Quick Reference: Stats Basics — Variables, Data Types, Notation
Descriptive vs Inferential Statistics
- Descriptive: describes and summarizes data; examples include graphs, histograms, scatter plots, pie charts; purpose is to organize and communicate findings.
- Inferential: generalizes from a sample to a population using probability to assess uncertainty; moves from the specific to the general.
Population vs Sample; Parameters vs Statistics
- Population: all possible observations; a parameter is a population characteristic (constant).
- Sample: subset of the population; a statistic is a sample-based estimate of a population parameter.
- Notation:
- Population: mean μ, standard deviation σ, etc. (Greek letters)
- Sample: mean xˉ, standard deviation s, sample size n (Roman letters)
- Key idea: parameters are fixed constants (in theory) for the population; statistics are estimates from the sample.
Notation and Core Concepts
- The average of the population: μ
- The average of the sample: xˉ
- Population standard deviation: σ; Sample standard deviation: s
- Sample size: n (population size often N)

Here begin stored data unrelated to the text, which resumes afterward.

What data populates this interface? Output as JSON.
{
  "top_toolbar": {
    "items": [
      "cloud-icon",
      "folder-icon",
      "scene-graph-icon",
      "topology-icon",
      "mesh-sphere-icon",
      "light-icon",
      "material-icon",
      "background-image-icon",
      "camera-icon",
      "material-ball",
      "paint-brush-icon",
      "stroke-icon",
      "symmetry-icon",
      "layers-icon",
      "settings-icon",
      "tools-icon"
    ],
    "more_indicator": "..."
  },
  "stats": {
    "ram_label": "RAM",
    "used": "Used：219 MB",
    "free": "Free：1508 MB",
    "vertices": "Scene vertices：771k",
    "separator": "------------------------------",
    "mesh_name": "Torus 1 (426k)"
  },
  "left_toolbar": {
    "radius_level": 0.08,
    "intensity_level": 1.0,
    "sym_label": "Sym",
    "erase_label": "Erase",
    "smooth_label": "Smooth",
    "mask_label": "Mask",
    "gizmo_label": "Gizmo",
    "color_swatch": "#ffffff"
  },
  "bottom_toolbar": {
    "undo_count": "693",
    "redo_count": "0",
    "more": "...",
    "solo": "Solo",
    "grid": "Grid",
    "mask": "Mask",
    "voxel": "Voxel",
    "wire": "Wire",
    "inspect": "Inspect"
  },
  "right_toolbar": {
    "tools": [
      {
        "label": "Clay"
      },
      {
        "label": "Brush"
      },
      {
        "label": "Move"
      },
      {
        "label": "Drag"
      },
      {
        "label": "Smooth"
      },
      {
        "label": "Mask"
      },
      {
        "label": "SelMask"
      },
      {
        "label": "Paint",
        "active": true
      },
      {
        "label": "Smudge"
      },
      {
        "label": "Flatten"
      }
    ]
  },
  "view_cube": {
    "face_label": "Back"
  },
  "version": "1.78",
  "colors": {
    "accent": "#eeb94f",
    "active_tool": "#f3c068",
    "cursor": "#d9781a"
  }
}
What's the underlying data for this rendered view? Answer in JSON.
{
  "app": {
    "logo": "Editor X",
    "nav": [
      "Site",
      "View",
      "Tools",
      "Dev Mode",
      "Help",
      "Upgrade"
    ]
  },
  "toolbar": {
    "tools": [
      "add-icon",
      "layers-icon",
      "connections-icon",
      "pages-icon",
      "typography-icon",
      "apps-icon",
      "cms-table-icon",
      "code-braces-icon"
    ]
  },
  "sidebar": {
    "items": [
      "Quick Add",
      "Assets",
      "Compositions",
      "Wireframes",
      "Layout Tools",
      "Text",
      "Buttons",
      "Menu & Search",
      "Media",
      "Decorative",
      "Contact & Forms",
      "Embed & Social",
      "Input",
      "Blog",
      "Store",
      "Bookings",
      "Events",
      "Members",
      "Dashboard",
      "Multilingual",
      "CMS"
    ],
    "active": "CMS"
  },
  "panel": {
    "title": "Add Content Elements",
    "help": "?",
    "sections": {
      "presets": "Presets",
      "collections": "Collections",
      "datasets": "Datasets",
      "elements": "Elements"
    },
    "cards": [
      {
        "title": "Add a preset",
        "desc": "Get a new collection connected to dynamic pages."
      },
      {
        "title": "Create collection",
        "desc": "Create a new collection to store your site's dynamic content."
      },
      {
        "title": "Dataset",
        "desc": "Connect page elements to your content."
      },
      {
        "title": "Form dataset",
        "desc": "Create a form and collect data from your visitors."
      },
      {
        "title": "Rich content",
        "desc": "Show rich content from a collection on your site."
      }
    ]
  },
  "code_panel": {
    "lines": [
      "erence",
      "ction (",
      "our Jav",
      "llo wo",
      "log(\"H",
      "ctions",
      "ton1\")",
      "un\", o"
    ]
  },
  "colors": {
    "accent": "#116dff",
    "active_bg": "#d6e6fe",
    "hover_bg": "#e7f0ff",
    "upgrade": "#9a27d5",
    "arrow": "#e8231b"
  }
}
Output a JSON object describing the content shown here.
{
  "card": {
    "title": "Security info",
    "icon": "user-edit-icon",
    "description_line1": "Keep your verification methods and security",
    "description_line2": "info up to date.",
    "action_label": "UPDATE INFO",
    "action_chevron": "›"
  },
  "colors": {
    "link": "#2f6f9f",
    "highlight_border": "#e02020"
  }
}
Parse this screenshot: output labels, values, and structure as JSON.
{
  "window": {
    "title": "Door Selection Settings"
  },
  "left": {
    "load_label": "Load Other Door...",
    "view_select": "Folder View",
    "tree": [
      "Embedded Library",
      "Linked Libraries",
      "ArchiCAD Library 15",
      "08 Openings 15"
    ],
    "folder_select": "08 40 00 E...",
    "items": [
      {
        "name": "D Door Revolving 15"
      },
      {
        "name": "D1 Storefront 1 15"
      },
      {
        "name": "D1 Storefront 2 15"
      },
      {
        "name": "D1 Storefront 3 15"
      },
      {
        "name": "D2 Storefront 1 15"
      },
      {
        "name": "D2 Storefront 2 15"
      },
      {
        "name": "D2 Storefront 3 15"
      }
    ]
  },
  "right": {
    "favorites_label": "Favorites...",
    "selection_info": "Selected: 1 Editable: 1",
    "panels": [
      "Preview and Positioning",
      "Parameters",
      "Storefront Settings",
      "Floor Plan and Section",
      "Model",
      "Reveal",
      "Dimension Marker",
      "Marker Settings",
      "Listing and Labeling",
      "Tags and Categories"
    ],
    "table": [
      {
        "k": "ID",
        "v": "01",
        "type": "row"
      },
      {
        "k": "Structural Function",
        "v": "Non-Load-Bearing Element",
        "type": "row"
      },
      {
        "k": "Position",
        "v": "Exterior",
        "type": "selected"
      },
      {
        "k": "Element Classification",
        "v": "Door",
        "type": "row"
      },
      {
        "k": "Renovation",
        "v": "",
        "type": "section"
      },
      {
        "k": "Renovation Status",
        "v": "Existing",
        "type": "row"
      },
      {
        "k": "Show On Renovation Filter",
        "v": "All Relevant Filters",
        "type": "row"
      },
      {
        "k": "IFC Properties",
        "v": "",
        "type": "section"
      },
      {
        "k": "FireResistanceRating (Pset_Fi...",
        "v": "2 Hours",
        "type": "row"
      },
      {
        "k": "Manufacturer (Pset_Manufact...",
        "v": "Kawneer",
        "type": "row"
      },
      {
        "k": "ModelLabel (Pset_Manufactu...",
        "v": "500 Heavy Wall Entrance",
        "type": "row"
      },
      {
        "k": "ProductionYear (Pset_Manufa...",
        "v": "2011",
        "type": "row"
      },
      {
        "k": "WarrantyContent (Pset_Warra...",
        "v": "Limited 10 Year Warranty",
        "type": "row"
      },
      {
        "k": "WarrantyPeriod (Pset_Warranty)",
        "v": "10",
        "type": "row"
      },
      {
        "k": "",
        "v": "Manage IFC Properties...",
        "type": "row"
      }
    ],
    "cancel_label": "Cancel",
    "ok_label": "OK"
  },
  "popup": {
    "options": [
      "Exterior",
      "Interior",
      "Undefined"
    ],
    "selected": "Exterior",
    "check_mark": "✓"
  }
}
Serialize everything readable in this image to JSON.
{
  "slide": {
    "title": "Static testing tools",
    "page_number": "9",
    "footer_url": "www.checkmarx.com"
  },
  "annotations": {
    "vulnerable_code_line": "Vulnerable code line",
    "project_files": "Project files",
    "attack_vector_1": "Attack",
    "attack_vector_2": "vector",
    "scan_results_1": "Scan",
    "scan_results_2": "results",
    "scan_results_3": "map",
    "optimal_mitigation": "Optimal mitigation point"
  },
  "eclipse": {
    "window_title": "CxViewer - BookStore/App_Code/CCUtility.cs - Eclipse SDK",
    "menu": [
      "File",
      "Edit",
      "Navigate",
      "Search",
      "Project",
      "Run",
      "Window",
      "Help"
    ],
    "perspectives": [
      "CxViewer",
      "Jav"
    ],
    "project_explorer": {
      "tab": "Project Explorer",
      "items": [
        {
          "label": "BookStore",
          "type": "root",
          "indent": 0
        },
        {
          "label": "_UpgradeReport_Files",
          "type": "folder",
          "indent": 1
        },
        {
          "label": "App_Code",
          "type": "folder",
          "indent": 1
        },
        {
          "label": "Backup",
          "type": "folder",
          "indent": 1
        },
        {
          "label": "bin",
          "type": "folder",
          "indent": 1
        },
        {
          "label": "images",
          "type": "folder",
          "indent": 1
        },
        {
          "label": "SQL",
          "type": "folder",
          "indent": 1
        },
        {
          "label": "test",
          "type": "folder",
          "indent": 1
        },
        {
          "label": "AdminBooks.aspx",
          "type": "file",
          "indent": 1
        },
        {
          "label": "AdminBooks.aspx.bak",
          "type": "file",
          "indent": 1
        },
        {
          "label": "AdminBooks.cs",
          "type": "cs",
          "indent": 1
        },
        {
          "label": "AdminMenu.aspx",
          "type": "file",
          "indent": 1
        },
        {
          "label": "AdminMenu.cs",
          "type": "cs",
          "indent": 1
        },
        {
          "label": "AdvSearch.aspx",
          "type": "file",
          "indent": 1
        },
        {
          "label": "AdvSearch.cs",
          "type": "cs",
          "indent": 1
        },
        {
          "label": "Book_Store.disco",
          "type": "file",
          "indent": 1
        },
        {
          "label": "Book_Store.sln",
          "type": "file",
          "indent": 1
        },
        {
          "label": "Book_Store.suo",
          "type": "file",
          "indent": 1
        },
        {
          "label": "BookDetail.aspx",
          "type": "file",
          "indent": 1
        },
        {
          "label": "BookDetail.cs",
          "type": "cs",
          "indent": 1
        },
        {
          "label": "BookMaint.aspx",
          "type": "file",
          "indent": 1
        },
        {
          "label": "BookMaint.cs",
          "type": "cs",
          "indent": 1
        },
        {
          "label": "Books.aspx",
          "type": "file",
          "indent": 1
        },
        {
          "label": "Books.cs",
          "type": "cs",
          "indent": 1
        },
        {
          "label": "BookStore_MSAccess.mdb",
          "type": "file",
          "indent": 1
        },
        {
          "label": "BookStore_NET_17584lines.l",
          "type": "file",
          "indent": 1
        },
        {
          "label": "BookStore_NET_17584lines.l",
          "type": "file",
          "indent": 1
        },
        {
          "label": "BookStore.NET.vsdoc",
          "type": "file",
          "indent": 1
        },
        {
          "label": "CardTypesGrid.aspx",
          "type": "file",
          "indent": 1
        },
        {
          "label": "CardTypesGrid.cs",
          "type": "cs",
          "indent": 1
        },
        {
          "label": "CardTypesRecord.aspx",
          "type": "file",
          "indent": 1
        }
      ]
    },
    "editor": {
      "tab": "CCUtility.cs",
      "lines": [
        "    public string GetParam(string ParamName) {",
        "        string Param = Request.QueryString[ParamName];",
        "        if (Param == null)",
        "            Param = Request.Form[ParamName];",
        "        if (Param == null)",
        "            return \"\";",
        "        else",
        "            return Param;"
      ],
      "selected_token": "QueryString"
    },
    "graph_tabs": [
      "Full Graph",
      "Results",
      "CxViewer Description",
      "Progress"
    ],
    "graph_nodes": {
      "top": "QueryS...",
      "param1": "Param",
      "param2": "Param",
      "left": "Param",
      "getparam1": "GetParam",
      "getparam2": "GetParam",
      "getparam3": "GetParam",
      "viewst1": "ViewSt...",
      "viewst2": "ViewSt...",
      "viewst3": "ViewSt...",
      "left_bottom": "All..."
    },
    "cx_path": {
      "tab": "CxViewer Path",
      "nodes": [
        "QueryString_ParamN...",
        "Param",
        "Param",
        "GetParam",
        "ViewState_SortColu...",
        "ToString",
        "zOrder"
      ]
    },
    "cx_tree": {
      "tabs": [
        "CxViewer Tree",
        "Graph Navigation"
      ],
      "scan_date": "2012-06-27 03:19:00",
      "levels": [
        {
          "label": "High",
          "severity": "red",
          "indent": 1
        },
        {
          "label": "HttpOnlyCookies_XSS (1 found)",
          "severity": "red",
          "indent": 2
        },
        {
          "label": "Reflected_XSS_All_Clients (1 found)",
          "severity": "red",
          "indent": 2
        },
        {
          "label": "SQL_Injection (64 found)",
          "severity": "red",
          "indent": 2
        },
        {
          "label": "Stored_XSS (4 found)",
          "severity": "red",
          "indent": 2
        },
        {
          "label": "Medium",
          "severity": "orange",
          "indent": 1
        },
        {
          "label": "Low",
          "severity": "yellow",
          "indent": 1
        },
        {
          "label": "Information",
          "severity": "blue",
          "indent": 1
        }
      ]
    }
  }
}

- These distinctions matter for calculations and interpretations.
Data Types and Variables
- Variables: the numbers collected that can vary; they describe observations.
- Independent variable vs dependent variable: independent is the condition you manipulate; dependent is the data you measure.
- Discrete vs Continuous:
- Discrete: integers only (no decimals). Examples: number of students.
- Continuous: decimals allowed. Examples: time, blood pressure.
- Implication: variable type guides which graphs and analyses are appropriate.
Qualitative / Categorical Data
- Qualitative (categorical) data fall into categories, not inherently numeric.
- Nominal: categories with no natural order (e.g., car brands: Honda, Toyota, Ford).
- Ordinal: categories with a natural order but unequal intervals (e.g., Freshman, Sophomore, Senior; first/second/third place).
- Note: Averages of nominal/ordinal categories are generally not meaningful; use appropriate summaries.
The Research Process (high-level)
- Steps: background literature, design experiment, collect data, analyze data, interpret and present results.
- Emphasize clear communication of results; this is as important as the analysis itself.
Historical Context Highlights (brief)
- Statistics used in war decisions; probability informs cost-benefit analyses.
- John Snow’s cholera map was an early example of linking data to causal interpretation.
- Early population data (e.g., Domesday Book) illustrate long-standing use of counting for decisions.